The amount of money that needs to be saved to ensure a comfortable and financially secure retirement can differ from person to person based on a handful of variables, e.g. desired old-age lifestyle, planned retirement age, etc. However, one thing that does hold true for all retirement savers is that the sooner they can start tucking money away the better. For example, a study from Boston College’s Center for Retirement Research (CRR) estimated that a medium earner in America who did not start saving until the age of 45 would have to set aside 27 percent of his or her annual salary in order to retire at 65 and still attain a 70 percent income replacement ratio. The required savings rate was just 10 percent for middle income workers who began saving at age 25.

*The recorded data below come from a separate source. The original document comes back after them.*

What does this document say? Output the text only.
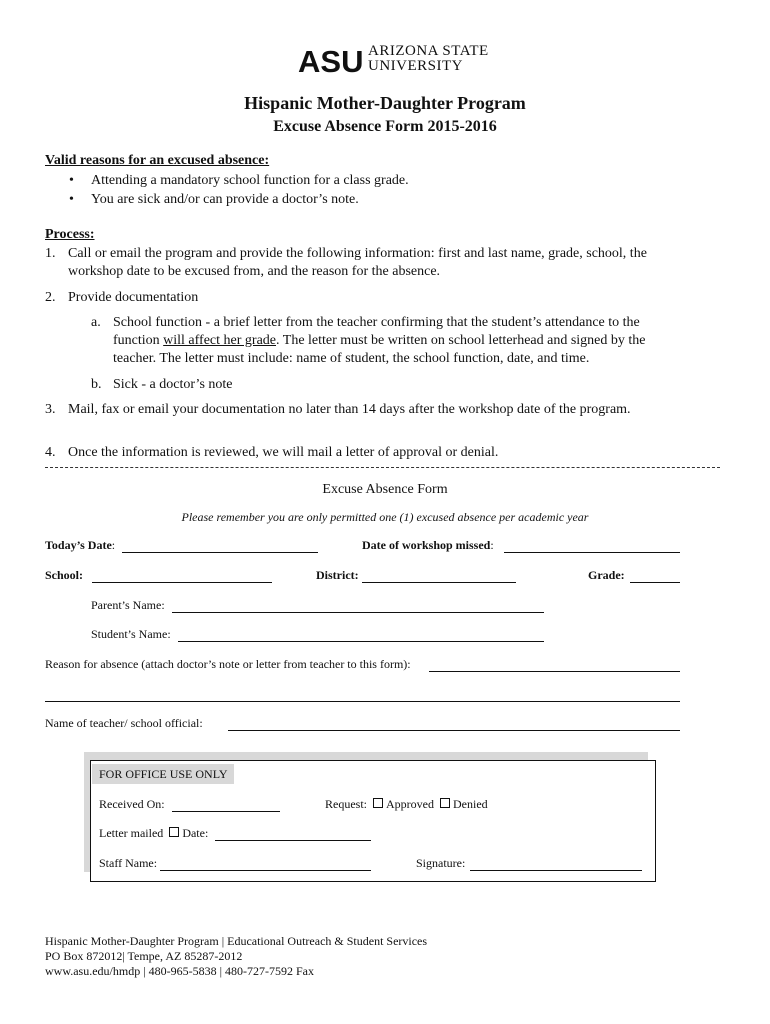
ASU ARIZONA STATE
UNIVERSITY
Hispanic Mother-Daughter Program
Excuse Absence Form 2015-2016
Valid reasons for an excused absence:
• Attending a mandatory school function for a class grade.
• You are sick and/or can provide a doctor’s note.
Process:
1. Call or email the program and provide the following information: first and last name, grade, school, the
workshop date to be excused from, and the reason for the absence.
2. Provide documentation
a. School function - a brief letter from the teacher confirming that the student’s attendance to the
function will affect her grade. The letter must be written on school letterhead and signed by the
teacher. The letter must include: name of student, the school function, date, and time.
b. Sick - a doctor’s note
3. Mail, fax or email your documentation no later than 14 days after the workshop date of the program.
4. Once the information is reviewed, we will mail a letter of approval or denial.
Excuse Absence Form
Please remember you are only permitted one (1) excused absence per academic year
Today’s Date:	Date of workshop missed:
School:	District:	Grade:
Parent’s Name:
Student’s Name:
Reason for absence (attach doctor’s note or letter from teacher to this form):
Name of teacher/ school official:
FOR OFFICE USE ONLY
Received On:	Request: Approved Denied
Letter mailed Date:
Staff Name:	Signature:
Hispanic Mother-Daughter Program | Educational Outreach & Student Services
PO Box 872012| Tempe, AZ 85287-2012
www.asu.edu/hmdp | 480-965-5838 | 480-727-7592 Fax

Similarly, a Financial Engines study calculated that a hypothetical 40-year-old would have to save more than 16 percent of his or her salary each year in order to have close to $500,000 by age 65, while individuals who started at age 25 would only have to set aside 6 percent of their income annually. If people do start saving for retirement early on in their working career, then a recent report from the Plan Sponsor Council of America (PSCA) suggests that many Americans are well on their way to achieving that $500,000 nest egg and perhaps even surpassing it. Indeed, the average contribution rate for employees participating in 401(k) plans in 2015 (most current data available) was 6.8 percent of gross annual pay, up from 6.5 percent in 2014.

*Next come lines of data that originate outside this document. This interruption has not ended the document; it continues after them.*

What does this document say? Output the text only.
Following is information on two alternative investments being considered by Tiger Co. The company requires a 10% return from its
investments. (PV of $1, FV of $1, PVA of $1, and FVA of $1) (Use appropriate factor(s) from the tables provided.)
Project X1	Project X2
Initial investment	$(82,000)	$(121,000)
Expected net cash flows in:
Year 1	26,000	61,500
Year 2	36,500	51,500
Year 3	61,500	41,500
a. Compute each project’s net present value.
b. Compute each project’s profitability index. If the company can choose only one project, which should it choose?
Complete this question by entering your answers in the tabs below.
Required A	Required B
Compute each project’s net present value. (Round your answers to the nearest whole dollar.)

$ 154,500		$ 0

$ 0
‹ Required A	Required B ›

Employers are doing more to help workers achieve their retirement goals as well because the average company contribution to 401(k) plans was 3.8 percent in 2015, an increase from 3.2 percent in 2014 and likely a response to a tightening labor market. It is also encouraging to see that 81.9 percent of 401(k)-eligible employees made contributions to their plan in 2015, a five percentage point rebound from 2010. Greater adoption of automatic enrollment has likely contributed to these positive trends, along with the large gains in the number of sponsors setting their default deferral rate above 3 percent and incorporating automatic escalation. Hattie Greenan, PSCA director of research and communication, added that “by designing plans that include features such as automatic enrollment and options such as target date funds and Roth 401(k), plan sponsors are helping to advance the interests of all participants and grow America's retirement savings.”